A: I’ve seen a wide variety of strategies used. There is the cookie targeting strategy, where advertisers work off of an existing cookie pool. This works pretty well if you have a good list and you do it in a relevant way. There are also the “optimizers” who are following more of the “spray and pray” model. They buy cheap inventory and try to optimize against one specific metric. Then there are those trying to game the system. These advertisers buy cheap, often hidden or below-the-fold inventory just to capture the view-through from the attribution model. But, what I’m seeing more and more of are brands using the exchanges to run awareness campaigns. We just had one packaged goods company complete a campaign with us where the campaign performed almost 100 percent better than publicly-stated packaged goods campaigns.

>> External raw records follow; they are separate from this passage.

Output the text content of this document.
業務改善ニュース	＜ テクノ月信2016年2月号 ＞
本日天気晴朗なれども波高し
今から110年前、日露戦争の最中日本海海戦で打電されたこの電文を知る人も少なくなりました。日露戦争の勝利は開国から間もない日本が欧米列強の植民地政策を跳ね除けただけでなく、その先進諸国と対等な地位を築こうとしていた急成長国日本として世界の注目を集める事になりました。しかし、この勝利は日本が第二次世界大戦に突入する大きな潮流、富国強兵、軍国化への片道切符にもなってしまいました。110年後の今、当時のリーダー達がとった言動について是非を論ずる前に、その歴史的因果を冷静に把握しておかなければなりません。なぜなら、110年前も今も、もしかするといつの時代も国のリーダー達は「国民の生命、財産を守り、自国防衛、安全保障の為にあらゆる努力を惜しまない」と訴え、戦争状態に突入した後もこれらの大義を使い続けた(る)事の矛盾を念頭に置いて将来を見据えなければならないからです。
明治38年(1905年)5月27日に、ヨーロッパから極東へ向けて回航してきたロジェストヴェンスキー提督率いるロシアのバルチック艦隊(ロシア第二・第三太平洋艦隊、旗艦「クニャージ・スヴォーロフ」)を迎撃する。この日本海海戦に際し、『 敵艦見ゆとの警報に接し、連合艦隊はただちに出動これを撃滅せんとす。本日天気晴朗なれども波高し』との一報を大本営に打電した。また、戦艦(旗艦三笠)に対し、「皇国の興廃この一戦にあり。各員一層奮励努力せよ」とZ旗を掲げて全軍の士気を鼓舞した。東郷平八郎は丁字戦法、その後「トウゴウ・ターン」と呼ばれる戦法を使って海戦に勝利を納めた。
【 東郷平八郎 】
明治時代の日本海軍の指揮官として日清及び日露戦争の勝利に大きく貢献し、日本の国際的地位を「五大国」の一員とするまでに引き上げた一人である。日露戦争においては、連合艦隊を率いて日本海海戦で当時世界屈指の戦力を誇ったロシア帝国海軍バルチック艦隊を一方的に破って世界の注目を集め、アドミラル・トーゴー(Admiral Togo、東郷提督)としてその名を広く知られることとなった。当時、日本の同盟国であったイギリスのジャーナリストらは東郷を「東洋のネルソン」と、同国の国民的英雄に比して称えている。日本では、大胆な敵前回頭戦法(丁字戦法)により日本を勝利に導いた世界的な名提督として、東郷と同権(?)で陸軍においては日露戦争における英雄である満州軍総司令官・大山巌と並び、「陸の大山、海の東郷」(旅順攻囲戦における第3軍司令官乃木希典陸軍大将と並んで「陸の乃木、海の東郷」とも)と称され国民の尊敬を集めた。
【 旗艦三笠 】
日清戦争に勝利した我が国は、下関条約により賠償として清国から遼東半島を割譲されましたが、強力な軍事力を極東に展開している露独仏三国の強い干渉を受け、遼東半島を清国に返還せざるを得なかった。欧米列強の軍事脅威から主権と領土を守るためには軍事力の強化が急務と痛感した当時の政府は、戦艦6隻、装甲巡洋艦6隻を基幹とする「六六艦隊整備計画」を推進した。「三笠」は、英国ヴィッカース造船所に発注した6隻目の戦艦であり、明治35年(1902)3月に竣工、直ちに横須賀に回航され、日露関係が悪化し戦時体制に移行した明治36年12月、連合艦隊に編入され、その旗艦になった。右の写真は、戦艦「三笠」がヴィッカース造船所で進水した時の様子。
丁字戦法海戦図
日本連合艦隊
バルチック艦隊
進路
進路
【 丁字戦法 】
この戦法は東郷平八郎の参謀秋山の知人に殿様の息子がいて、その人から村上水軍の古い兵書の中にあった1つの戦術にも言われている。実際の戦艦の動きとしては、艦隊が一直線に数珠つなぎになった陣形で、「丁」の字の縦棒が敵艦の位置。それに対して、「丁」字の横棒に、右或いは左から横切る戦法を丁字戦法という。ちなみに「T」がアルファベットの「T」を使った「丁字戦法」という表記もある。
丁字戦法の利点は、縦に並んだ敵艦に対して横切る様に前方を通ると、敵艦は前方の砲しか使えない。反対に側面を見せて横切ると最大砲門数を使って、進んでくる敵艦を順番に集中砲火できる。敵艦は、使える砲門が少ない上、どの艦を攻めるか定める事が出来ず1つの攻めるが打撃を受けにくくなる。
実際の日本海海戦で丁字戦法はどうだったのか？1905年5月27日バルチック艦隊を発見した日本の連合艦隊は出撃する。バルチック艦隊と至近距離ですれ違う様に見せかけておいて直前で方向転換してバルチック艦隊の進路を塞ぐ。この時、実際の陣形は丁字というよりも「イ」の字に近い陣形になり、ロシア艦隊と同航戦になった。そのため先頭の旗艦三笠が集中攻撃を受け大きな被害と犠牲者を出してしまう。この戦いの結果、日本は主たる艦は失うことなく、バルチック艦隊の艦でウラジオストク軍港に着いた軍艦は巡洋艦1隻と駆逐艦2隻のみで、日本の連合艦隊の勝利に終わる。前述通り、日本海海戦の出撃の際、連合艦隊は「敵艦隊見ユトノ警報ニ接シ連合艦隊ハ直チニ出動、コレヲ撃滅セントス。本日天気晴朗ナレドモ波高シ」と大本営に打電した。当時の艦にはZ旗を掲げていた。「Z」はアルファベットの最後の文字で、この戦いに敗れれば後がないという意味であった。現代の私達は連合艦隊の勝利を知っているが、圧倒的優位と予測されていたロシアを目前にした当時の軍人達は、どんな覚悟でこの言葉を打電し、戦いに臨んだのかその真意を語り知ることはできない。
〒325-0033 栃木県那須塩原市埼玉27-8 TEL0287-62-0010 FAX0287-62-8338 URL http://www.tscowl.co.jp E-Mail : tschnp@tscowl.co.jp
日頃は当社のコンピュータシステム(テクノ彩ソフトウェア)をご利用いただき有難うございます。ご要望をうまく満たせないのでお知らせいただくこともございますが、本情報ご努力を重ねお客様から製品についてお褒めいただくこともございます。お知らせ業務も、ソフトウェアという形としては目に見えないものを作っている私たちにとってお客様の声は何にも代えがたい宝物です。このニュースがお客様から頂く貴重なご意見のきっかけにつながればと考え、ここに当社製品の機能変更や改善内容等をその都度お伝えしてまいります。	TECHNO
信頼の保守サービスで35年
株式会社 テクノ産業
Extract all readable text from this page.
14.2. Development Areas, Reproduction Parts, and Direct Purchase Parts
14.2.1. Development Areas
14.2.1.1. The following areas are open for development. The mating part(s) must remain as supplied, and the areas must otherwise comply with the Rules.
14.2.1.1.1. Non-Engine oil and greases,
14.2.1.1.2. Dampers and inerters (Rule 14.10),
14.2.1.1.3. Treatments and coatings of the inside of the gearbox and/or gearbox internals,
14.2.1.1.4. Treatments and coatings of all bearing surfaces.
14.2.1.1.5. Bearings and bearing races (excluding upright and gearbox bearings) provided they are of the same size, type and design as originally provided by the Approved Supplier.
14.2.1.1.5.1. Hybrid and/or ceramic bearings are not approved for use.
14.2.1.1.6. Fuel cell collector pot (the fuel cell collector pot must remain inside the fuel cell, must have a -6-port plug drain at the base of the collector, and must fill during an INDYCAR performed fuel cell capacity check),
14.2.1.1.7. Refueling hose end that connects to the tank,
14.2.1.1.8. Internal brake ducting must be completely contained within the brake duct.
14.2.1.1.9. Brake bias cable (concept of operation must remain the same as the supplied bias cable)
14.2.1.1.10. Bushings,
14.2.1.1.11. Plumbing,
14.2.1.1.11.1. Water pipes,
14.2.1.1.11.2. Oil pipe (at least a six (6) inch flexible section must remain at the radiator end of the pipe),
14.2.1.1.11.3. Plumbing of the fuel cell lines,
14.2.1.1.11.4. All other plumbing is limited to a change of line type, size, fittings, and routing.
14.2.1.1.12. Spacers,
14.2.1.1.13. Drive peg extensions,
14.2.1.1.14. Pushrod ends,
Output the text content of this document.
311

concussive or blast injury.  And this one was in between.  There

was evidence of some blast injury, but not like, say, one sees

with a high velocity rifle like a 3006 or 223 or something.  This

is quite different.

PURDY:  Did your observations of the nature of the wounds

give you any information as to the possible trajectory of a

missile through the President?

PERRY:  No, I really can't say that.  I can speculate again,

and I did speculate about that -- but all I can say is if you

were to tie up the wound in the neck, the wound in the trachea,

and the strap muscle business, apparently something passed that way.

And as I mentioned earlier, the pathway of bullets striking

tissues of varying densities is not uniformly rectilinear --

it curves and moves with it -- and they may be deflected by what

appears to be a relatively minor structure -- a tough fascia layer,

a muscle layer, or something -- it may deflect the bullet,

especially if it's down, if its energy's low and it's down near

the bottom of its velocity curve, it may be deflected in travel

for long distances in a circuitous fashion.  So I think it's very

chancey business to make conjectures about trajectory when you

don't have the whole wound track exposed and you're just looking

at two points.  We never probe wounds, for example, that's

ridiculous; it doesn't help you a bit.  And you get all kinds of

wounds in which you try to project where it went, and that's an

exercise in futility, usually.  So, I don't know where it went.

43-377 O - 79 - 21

Q: From your perspective, who/what brands or companies are using the exchanges strategically? Can you give an example?
A: A great example is a client we’ve had for a long time through an agency called eBrains. They work with the New Orleans Travel Marketing Corporation (NOMTC). Initially, the NOMTC was pretty wary of buying media on exchanges because they assumed what everyone else did – that the inventory was poor quality and a waste of money. They were also worried about what might happen to their brand image. But, after several successful campaigns, they’ve realized that this secondary premium market exists on the exchanges, and we’ve worked with them to execute several successful subsequent campaigns.
Q: What, if anything, has changed over the exchanges in the past year or so, technologically or otherwise, that people who have had their attention elsewhere might not be aware of?
A: The space is growing increasingly complex. Not only are the original exchanges getting bigger, but private exchanges are coming onto the landscape. In terms of growth, we’re seeing big increases in impression volumes, being driven by more brand name publishers who are becoming more comfortable with putting their inventory on the exchanges. Add to this mobile-specific, as well as video-specific, exchanges and you’ve got a recipe for increased chaos in the market. It serves to make the job of a media buyer that much harder, and I applaud those buyers who can get their heads around all of it.
Q: How does a company stand to benefit in the long run – many months or even years into the future – from advertising over the exchanges?
A: Over time, advertisers are going to realize that there are not very many display channels where you can get everything in one place. If you buy through premium channels, you pay a lot, and there are no guarantees as to which pages you will appear on. Nor will you get scale. If you buy through the networks, you’re going to get little to no transparency. If executed correctly, buying on the exchanges provides not only the brand safety assurances advertisers demand, but also results in campaigns that can be run at scale, providing, ultimately, the best value for the ad spend.